Now, I know, all the terror-lovers are gonna say "collateral damage" and "you can't make an omelet without breaking some eggs".
Thing is, anti-insurgency warfare is political warfare, war for the trust and dependency of the citizens. When you shoot up the citizens, you lose the political war. You are better off letting al qaidas kill the citizens, than "accidentally" doing it yourself, because killing citizens = LOSING THE WAR.
===
the BBC reported:
A group of villagers in Iraq is bitterly disputing the US account of a deadly air attack on 22 June, in the latest example of the confusion surrounding the reporting of combat incidents there. . .
On 22 June the US military announced that its attack helicopters, armed with missiles, engaged and killed 17 al-Qaeda gunmen who had been trying to infiltrate the village of al-Khalis, north of Baquba, where operation "Arrowhead Ripper" had been under way for the previous three days.

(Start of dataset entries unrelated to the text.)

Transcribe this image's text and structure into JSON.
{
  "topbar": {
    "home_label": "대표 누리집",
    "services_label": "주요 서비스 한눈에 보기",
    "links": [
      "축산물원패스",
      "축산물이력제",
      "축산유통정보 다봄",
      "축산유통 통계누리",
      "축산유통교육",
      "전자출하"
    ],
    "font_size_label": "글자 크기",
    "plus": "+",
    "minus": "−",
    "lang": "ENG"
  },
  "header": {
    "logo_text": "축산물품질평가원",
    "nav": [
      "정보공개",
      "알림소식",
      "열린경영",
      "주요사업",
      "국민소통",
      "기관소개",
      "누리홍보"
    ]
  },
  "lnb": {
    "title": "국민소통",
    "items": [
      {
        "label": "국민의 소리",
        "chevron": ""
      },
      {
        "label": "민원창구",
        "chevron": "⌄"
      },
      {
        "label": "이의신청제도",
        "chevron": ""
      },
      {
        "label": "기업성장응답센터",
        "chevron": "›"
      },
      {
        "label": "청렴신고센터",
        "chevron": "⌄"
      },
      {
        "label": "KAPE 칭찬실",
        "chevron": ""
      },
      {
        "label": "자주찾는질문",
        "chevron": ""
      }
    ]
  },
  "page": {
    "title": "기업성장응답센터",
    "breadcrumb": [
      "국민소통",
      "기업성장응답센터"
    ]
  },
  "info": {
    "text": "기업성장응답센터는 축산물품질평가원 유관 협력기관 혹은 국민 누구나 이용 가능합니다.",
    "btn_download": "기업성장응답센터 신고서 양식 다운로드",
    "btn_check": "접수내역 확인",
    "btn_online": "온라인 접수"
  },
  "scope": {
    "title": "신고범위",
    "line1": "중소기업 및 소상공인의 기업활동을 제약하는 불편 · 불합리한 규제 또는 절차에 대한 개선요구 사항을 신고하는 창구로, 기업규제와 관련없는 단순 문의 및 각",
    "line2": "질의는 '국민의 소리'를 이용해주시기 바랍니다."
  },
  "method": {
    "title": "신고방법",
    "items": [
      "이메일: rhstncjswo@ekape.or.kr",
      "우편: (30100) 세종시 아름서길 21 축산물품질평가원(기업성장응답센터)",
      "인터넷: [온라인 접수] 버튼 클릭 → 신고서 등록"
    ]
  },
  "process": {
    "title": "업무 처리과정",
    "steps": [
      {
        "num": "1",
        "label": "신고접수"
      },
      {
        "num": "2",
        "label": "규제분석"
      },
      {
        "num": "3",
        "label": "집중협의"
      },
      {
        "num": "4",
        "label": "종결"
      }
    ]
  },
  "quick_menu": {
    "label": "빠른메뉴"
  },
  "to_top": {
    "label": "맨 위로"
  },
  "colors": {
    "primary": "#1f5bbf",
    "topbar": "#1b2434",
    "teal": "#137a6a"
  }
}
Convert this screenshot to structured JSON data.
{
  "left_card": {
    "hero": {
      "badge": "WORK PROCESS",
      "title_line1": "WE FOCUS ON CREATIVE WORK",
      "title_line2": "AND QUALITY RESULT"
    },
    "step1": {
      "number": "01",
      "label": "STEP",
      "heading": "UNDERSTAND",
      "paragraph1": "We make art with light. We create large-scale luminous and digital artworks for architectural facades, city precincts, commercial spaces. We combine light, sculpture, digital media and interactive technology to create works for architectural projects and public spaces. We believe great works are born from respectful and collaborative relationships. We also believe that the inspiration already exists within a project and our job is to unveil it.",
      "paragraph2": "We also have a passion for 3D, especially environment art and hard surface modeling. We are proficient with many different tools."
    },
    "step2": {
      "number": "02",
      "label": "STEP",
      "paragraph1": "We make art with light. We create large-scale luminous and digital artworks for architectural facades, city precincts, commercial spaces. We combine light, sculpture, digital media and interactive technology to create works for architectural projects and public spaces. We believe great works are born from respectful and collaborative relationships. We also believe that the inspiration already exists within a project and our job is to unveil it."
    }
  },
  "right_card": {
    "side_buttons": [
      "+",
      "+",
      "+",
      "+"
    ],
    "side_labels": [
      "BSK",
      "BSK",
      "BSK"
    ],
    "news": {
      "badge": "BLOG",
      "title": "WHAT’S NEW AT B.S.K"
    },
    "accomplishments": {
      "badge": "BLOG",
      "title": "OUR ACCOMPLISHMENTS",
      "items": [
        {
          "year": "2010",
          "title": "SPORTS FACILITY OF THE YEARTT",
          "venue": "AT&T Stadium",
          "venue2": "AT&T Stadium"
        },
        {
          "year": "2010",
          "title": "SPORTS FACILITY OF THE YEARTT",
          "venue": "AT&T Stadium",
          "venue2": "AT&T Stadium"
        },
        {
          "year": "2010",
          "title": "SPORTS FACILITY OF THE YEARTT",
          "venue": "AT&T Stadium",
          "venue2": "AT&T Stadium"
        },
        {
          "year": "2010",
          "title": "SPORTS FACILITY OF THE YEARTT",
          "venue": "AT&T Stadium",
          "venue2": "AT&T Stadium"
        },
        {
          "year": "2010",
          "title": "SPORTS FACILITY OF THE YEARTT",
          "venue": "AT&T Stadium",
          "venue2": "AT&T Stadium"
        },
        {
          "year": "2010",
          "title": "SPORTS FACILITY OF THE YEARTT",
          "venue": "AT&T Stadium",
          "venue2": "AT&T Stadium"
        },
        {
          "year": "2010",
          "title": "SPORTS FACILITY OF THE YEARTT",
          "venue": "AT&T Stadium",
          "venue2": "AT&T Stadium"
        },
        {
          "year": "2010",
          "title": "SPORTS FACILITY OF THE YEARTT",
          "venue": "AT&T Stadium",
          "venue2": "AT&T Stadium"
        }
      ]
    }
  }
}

The item was duly carried by international news agencies and received widespread coverage, including on the BBC News website.
But villagers in largely-Shia al-Khalis say that those who died had nothing to do with al-Qaeda. They say they were local village guards trying to protect the township from exactly the kind of attack by insurgents the US military says it foiled.
Minutes before the attack, they had been co-operating with an Iraqi police unit raiding a suspected insurgent hideout, the villagers said.
They added that the guards, lightly armed with the AK47 assault rifles that are a feature of practically every home in Iraq, were essentially a local neighbourhood watch paid by the village to monitor the dangerous insurgent-ridden area to the immediate south-west at Arab Shawkeh and Hibhib, where the al-Qaeda leader Abu Musab al-Zarqawi was killed a year ago.